Et il fouetta son cheval qui partit au petit trot.
— Les gens sont comme ça, répéta Lydia. Qu’est-ce que la vie d’un homme aujourd’hui, Nicolas Vladimirovitch ?… J’y ai beaucoup réfléchi et je croyais l’avoir bien compris… Oui, je pensais que rien maintenant ne pouvait m’émouvoir, je pensais être prête à tout… Et voilà que cette scène banale m’a bouleversée… C’était horrible !…
Puis, après un instant, elle reprit d’une voix très douce et se tournant vers son compagnon :
— Vous ne voudrez plus sortir avec moi, Nicolas Vladimirovitch, avec une fille qui manque de s’évanouir dans la rue… Et, pourtant, si vous saviez comme j’ai besoin de vous ! Il me semble que vous êtes le seul homme vraiment vivant et noble à Pétrograd. Ne m’abandonnez pas…
Savinski, bouleversé jusqu’au fond de l’âme, resserra son étreinte.
— Je vous l’ai dit déjà, petite fille, je ne vous abandonnerai jamais. Vous pouvez compter sur moi…
Puis, changeant de ton, il ajouta :
— Mais ne croyez pas que je sois fort. Je ne suis qu’un homme comme les autres, traversé par toutes les émotions, un jour bon, le lendemain mauvais.
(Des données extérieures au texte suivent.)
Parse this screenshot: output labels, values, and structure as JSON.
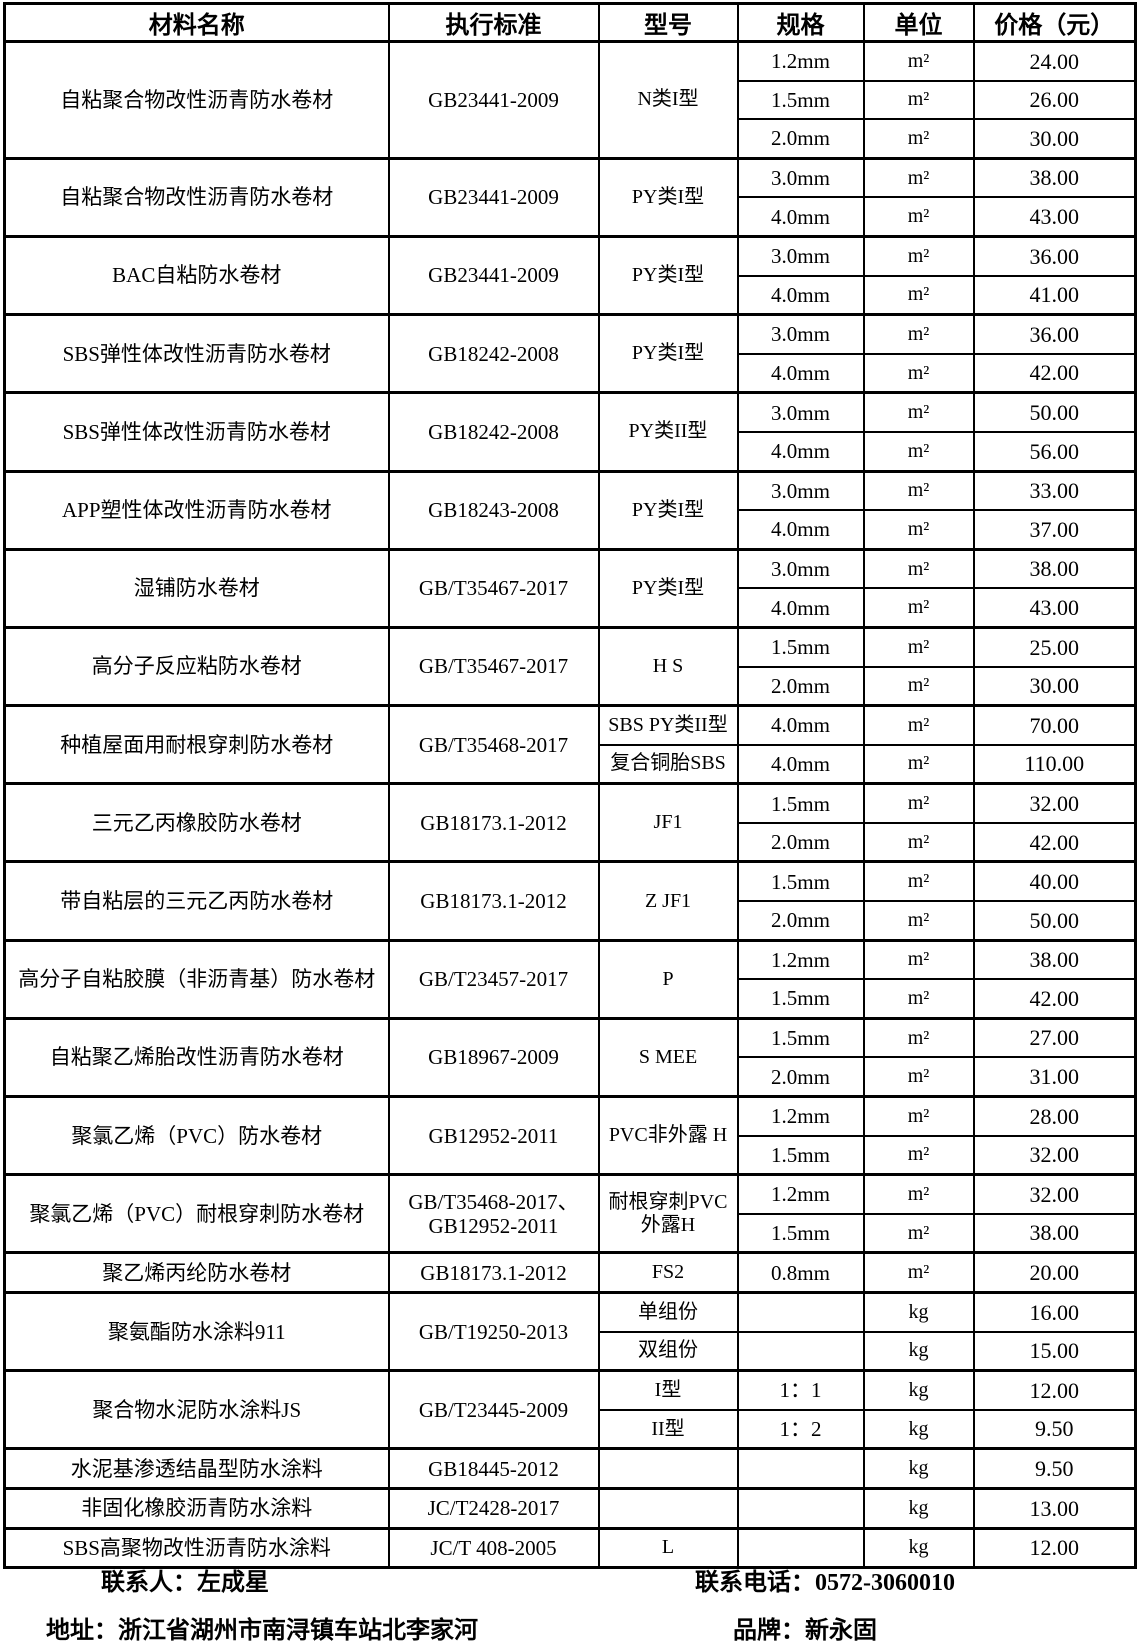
{
  "colors": {
    "background": "#ffffff",
    "text": "#000000",
    "border": "#000000"
  },
  "table": {
    "headers": [
      "材料名称",
      "执行标准",
      "型号",
      "规格",
      "单位",
      "价格（元）"
    ],
    "groups": [
      {
        "name": "自粘聚合物改性沥青防水卷材",
        "standard": "GB23441-2009",
        "model": "N类I型",
        "rows": [
          {
            "spec": "1.2mm",
            "unit": "m²",
            "price": "24.00"
          },
          {
            "spec": "1.5mm",
            "unit": "m²",
            "price": "26.00"
          },
          {
            "spec": "2.0mm",
            "unit": "m²",
            "price": "30.00"
          }
        ]
      },
      {
        "name": "自粘聚合物改性沥青防水卷材",
        "standard": "GB23441-2009",
        "model": "PY类I型",
        "rows": [
          {
            "spec": "3.0mm",
            "unit": "m²",
            "price": "38.00"
          },
          {
            "spec": "4.0mm",
            "unit": "m²",
            "price": "43.00"
          }
        ]
      },
      {
        "name": "BAC自粘防水卷材",
        "standard": "GB23441-2009",
        "model": "PY类I型",
        "rows": [
          {
            "spec": "3.0mm",
            "unit": "m²",
            "price": "36.00"
          },
          {
            "spec": "4.0mm",
            "unit": "m²",
            "price": "41.00"
          }
        ]
      },
      {
        "name": "SBS弹性体改性沥青防水卷材",
        "standard": "GB18242-2008",
        "model": "PY类I型",
        "rows": [
          {
            "spec": "3.0mm",
            "unit": "m²",
            "price": "36.00"
          },
          {
            "spec": "4.0mm",
            "unit": "m²",
            "price": "42.00"
          }
        ]
      },
      {
        "name": "SBS弹性体改性沥青防水卷材",
        "standard": "GB18242-2008",
        "model": "PY类II型",
        "rows": [
          {
            "spec": "3.0mm",
            "unit": "m²",
            "price": "50.00"
          },
          {
            "spec": "4.0mm",
            "unit": "m²",
            "price": "56.00"
          }
        ]
      },
      {
        "name": "APP塑性体改性沥青防水卷材",
        "standard": "GB18243-2008",
        "model": "PY类I型",
        "rows": [
          {
            "spec": "3.0mm",
            "unit": "m²",
            "price": "33.00"
          },
          {
            "spec": "4.0mm",
            "unit": "m²",
            "price": "37.00"
          }
        ]
      },
      {
        "name": "湿铺防水卷材",
        "standard": "GB/T35467-2017",
        "model": "PY类I型",
        "rows": [
          {
            "spec": "3.0mm",
            "unit": "m²",
            "price": "38.00"
          },
          {
            "spec": "4.0mm",
            "unit": "m²",
            "price": "43.00"
          }
        ]
      },
      {
        "name": "高分子反应粘防水卷材",
        "standard": "GB/T35467-2017",
        "model": "H S",
        "rows": [
          {
            "spec": "1.5mm",
            "unit": "m²",
            "price": "25.00"
          },
          {
            "spec": "2.0mm",
            "unit": "m²",
            "price": "30.00"
          }
        ]
      },
      {
        "name": "种植屋面用耐根穿刺防水卷材",
        "standard": "GB/T35468-2017",
        "models": [
          "SBS PY类II型",
          "复合铜胎SBS"
        ],
        "rows": [
          {
            "spec": "4.0mm",
            "unit": "m²",
            "price": "70.00"
          },
          {
            "spec": "4.0mm",
            "unit": "m²",
            "price": "110.00"
          }
        ]
      },
      {
        "name": "三元乙丙橡胶防水卷材",
        "standard": "GB18173.1-2012",
        "model": "JF1",
        "rows": [
          {
            "spec": "1.5mm",
            "unit": "m²",
            "price": "32.00"
          },
          {
            "spec": "2.0mm",
            "unit": "m²",
            "price": "42.00"
          }
        ]
      },
      {
        "name": "带自粘层的三元乙丙防水卷材",
        "standard": "GB18173.1-2012",
        "model": "Z JF1",
        "rows": [
          {
            "spec": "1.5mm",
            "unit": "m²",
            "price": "40.00"
          },
          {
            "spec": "2.0mm",
            "unit": "m²",
            "price": "50.00"
          }
        ]
      },
      {
        "name": "高分子自粘胶膜（非沥青基）防水卷材",
        "standard": "GB/T23457-2017",
        "model": "P",
        "rows": [
          {
            "spec": "1.2mm",
            "unit": "m²",
            "price": "38.00"
          },
          {
            "spec": "1.5mm",
            "unit": "m²",
            "price": "42.00"
          }
        ]
      },
      {
        "name": "自粘聚乙烯胎改性沥青防水卷材",
        "standard": "GB18967-2009",
        "model": "S MEE",
        "rows": [
          {
            "spec": "1.5mm",
            "unit": "m²",
            "price": "27.00"
          },
          {
            "spec": "2.0mm",
            "unit": "m²",
            "price": "31.00"
          }
        ]
      },
      {
        "name": "聚氯乙烯（PVC）防水卷材",
        "standard": "GB12952-2011",
        "model": "PVC非外露 H",
        "rows": [
          {
            "spec": "1.2mm",
            "unit": "m²",
            "price": "28.00"
          },
          {
            "spec": "1.5mm",
            "unit": "m²",
            "price": "32.00"
          }
        ]
      },
      {
        "name": "聚氯乙烯（PVC）耐根穿刺防水卷材",
        "standard": "GB/T35468-2017、\nGB12952-2011",
        "model": "耐根穿刺PVC\n外露H",
        "rows": [
          {
            "spec": "1.2mm",
            "unit": "m²",
            "price": "32.00"
          },
          {
            "spec": "1.5mm",
            "unit": "m²",
            "price": "38.00"
          }
        ]
      },
      {
        "name": "聚乙烯丙纶防水卷材",
        "standard": "GB18173.1-2012",
        "model": "FS2",
        "rows": [
          {
            "spec": "0.8mm",
            "unit": "m²",
            "price": "20.00"
          }
        ]
      },
      {
        "name": "聚氨酯防水涂料911",
        "standard": "GB/T19250-2013",
        "models": [
          "单组份",
          "双组份"
        ],
        "rows": [
          {
            "spec": "",
            "unit": "kg",
            "price": "16.00"
          },
          {
            "spec": "",
            "unit": "kg",
            "price": "15.00"
          }
        ]
      },
      {
        "name": "聚合物水泥防水涂料JS",
        "standard": "GB/T23445-2009",
        "models": [
          "I型",
          "II型"
        ],
        "rows": [
          {
            "spec": "1：1",
            "unit": "kg",
            "price": "12.00"
          },
          {
            "spec": "1：2",
            "unit": "kg",
            "price": "9.50"
          }
        ]
      },
      {
        "name": "水泥基渗透结晶型防水涂料",
        "standard": "GB18445-2012",
        "model": "",
        "rows": [
          {
            "spec": "",
            "unit": "kg",
            "price": "9.50"
          }
        ]
      },
      {
        "name": "非固化橡胶沥青防水涂料",
        "standard": "JC/T2428-2017",
        "model": "",
        "rows": [
          {
            "spec": "",
            "unit": "kg",
            "price": "13.00"
          }
        ]
      },
      {
        "name": "SBS高聚物改性沥青防水涂料",
        "standard": "JC/T 408-2005",
        "model": "L",
        "rows": [
          {
            "spec": "",
            "unit": "kg",
            "price": "12.00"
          }
        ]
      }
    ]
  },
  "footer": {
    "contact_person": "联系人：左成星",
    "contact_phone": "联系电话：0572-3060010",
    "address": "地址：浙江省湖州市南浔镇车站北李家河",
    "brand": "品牌：新永固"
  }
}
C’est moi qui aurai besoin de vous, chère petite fille… C’est vous qui me donnerez des forces… En attendant, ayons au moins les bénéfices de la révolution, voyons-nous chaque jour.
Le crépuscule était déjà sur eux, le crépuscule hâtif des jours de décembre qui, dès avant quatre heures, étend l’obscurité sur la ville. Le traîneau plongeait dans les trous, remontait sur les dos d’âne de la neige inégalement tassée qu’aucun service public n’enlevait plus. Les cahots de l’attelage faisaient vaciller le couple et, par moments, lorsque Lydia était rejetée sur Savinski, il croyait sentir battre près de son vieux cœur d’homme désabusé le cœur vierge et fort de la jeune fille.